My joke pinged right off his hardened face. “You can keep your jacket and shoes on, but I need to wand you.”
“O-Of course,” I stuttered dumbly, copying the little girl’s stance, lacing my fingers and looking up at the ceiling as he made sure I wasn’t a security threat.
He grunted an ‘all clear’ and I briefly made eye contact before my gaze dropped to a nametag that read ‘Abel.’ It was some sort of sick irony that a man that looked ready to draw blood and take someone out if the occasion called for it shared a name with someone so gentle. I gave the final stage, the big mama metal detector, the evil eye and walked through. I half expected the thing to go off, shouting that I was some bleeding heart liberal that wanted to turn it into scrap metal. It didn’t make a peep.
On the other side, I raised my chin and snatched my briefcase from the conveyor belt. “Just so you know, I’m here because I want to make things like this-” I pointed an angry finger at the metal detector. “-obsolete and unnecessary.”
Abel’s salt and pepper brow arched past where I’m sure his hairline would have been if he wasn’t bald. “You think I like patting down six year olds, lady? I wish my job wasn’t necessary too, but last year, some kid brought a gun in his backpack and thought it would be a good idea to shoot his classmate because he wouldn’t hand over his sneakers.” His eyes simmered like coals. “You have a good day now.”
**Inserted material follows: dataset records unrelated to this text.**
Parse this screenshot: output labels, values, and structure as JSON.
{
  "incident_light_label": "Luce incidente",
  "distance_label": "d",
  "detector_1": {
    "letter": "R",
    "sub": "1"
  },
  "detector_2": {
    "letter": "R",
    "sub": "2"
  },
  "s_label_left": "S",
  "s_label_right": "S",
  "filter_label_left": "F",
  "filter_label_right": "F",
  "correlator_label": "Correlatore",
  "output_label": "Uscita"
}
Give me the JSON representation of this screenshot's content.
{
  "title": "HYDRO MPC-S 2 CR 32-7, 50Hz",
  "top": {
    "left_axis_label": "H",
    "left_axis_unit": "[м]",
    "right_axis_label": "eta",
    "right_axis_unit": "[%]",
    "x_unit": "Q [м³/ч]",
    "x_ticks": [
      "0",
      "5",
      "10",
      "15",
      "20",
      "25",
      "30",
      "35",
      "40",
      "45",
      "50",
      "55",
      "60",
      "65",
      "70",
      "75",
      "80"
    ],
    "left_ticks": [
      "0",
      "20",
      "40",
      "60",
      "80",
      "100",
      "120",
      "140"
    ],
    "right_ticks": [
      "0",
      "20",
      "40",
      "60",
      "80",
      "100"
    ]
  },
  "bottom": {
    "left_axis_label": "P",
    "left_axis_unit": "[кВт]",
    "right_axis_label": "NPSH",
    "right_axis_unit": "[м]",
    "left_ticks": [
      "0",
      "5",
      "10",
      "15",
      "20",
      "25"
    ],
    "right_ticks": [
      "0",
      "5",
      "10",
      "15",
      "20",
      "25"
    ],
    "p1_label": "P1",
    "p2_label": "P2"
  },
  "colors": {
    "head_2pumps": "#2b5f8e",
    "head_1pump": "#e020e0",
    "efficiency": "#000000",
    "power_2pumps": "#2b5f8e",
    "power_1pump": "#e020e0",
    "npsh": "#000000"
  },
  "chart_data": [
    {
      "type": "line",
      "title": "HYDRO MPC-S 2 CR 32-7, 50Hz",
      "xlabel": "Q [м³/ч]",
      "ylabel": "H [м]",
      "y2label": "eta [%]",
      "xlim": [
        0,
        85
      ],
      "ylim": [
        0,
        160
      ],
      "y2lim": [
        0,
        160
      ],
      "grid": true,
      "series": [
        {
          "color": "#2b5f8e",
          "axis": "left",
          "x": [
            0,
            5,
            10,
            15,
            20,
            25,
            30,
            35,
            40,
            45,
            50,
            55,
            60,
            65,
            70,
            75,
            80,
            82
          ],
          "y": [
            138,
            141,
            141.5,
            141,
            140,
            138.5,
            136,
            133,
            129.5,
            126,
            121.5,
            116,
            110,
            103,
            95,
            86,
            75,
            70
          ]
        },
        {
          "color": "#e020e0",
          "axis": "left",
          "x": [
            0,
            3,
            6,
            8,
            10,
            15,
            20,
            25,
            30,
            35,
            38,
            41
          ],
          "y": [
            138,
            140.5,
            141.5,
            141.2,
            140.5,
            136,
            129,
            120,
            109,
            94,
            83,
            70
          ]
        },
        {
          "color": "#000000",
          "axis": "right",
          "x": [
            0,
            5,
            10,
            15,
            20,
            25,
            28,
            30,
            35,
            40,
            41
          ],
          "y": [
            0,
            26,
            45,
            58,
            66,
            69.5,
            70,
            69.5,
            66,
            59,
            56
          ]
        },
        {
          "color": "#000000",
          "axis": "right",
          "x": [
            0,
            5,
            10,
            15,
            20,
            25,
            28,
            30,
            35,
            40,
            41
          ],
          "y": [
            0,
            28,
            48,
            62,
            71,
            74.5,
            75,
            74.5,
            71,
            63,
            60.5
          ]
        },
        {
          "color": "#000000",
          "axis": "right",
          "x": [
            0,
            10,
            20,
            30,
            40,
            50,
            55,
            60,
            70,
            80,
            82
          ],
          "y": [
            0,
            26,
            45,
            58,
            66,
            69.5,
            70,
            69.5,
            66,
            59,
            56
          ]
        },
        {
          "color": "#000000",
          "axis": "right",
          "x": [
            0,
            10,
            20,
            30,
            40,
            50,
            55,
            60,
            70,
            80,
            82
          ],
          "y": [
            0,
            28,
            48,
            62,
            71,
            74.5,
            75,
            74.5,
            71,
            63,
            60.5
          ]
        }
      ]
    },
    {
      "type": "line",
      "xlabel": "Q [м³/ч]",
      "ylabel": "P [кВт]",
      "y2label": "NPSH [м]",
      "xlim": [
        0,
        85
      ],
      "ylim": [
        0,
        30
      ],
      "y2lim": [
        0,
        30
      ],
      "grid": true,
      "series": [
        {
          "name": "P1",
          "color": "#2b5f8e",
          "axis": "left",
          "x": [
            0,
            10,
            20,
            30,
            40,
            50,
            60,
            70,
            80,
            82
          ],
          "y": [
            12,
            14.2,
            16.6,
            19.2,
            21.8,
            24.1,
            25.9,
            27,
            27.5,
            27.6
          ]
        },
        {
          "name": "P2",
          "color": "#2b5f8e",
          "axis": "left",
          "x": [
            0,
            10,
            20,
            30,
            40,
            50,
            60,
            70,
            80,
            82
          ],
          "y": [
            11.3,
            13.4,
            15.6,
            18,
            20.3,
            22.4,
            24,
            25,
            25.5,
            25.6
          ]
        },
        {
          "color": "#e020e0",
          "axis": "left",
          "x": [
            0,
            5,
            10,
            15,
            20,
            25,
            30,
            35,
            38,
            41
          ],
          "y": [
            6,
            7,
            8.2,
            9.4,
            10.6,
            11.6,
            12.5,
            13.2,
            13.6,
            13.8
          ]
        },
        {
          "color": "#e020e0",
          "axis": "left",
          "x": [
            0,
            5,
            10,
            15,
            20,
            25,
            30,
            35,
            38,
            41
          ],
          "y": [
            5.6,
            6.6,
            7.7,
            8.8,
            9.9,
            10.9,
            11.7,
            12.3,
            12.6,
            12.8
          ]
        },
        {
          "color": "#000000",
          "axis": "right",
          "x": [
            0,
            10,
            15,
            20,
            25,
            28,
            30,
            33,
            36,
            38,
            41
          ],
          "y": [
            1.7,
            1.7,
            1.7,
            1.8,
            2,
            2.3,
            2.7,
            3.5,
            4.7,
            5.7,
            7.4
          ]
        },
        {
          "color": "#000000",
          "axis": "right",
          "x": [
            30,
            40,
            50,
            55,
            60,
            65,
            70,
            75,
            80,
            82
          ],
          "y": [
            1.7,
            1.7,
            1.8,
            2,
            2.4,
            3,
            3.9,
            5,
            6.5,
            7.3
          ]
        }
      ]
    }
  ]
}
He’d turned his back, thoroughly putting me in my place, but I lingered there, my heart, my soul officially in the pit of my stomach. I studied sociology in school, understood the cycle of violence and poverty and how access to programs and resources had the power to change lives. There was no debating that we had a long way to go. Metal detectors and security guards would be obsolete when we made a better, kinder, and more fair world, not when I shamed the people who were just cogs in the machine. He was the first line of defense in the very war I was fighting. He wasn’t the problem.
I smoothed a hand over my hair and apologized. “I’m sorry.”
The door swung open and Abel went back to work, a cluster of boys waiting for their turn through the metal detector.
Get your game face on, Cat. It was the nudge I needed to get me down the hall. My heels clicked on the floor as I walked past construction paper and poster boards tacked to the walls, covering various subjects from science to family trips that tiny hands recreated with crayon.
A group of boys in various comic book inspired t-shirts rushed past me into the office, the door practically shutting right in my face. A stern elderly woman with white hair did not approve. Her lipsticked mouth became a thin line and without a word, the last boy in rushed back to hold the door for me. They erupted in a chorus of apologies and conducted their business, each taking custody of boxes of books and barreling out of the office as quickly as they barreled in.
The receptionist and I exhaled in unison and she beckoned me to the desk.